Square Cash, apart from how simple it makes parting from your money, is not a disruptive idea. Instead it's true to the Internet's primary purpose. The Web is not for education or entertainment. The Web is for exchange—like a rialto or the NYSE.

Everyone who understands this principle succeeds, including Pierre Omidyar, the founder of eBay, and Peter Thiel, Elon Musk and the other PayPal founders. Chad Hurley and Steve Chen, the founders of YouTube, started at PayPal.

With YouTube, they delivered another high-volume, high-velocity exchange like PayPal, with videos as the currency. When YouTube launched, everyone was looking for ways to do media and entertainment online. Hurley and Chen offered a “video-sharing Web site” that from the start encouraged viewers of videos to become producers, and vice-versa. Exchange. Instagram works the same way: not a photography site, but a photo-sharing service.

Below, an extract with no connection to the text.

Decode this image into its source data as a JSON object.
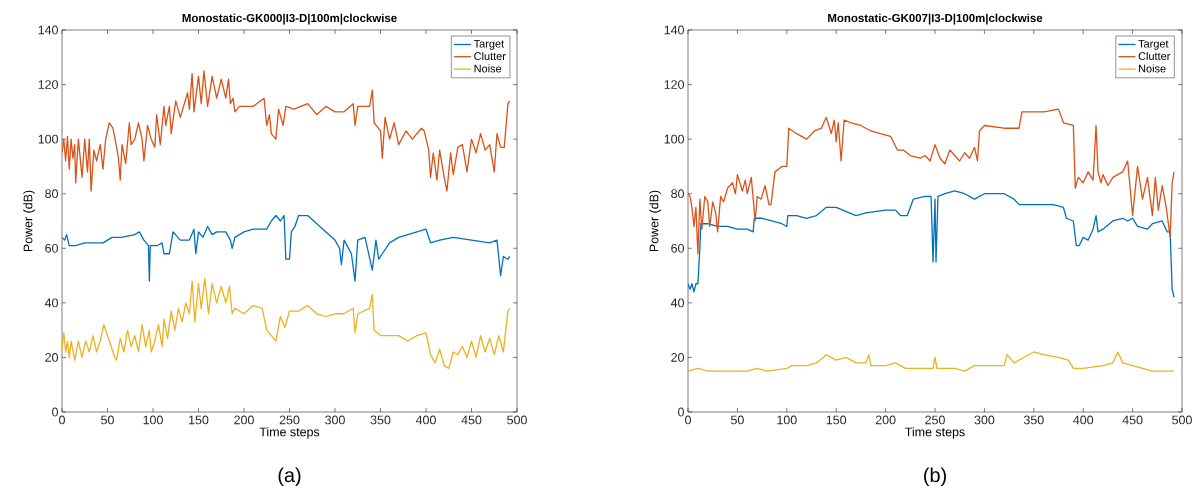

When Jack Dorsey of Twitter—a comparable exchange for epigrams and links—launched the original Square in 2010, he made paying and getting paid by credit card seem like a friendly, unsuspicious process. Now Square Cash takes it to email and doesn’t require that one or the other party “take credit cards,” which increases the sheen of friendliness tenfold.

But the digital world is unnaturally fixated on friendship. Not colleagues, bosses, parents, spouses, children, foes, clients or customers. Friends. Is this because the developers are young lasses and bros who travel in postcollegiate packs of peers? Why else would they be so solicitous about how to connect with friends, bang their friends, share with their friends, tag their friends, untag their friends and friend their friends?

Friendship is or ought to be the least transactional relationship—grounded in good will and generosity, humming along in reciprocal affection, without the money pressures of the workplace or the emotional pressures of domestic life. But to hear developers speak of it, we’re all awash in friends.

Maybe the assumption of Square Cash is not that you have so much cause to send money to your preexisting friends. It’s that, once you send them cash with Square Cash, they become your friends.

Square Cash: an easy new way to buy friends. Doesn’t quite have the same ring to it.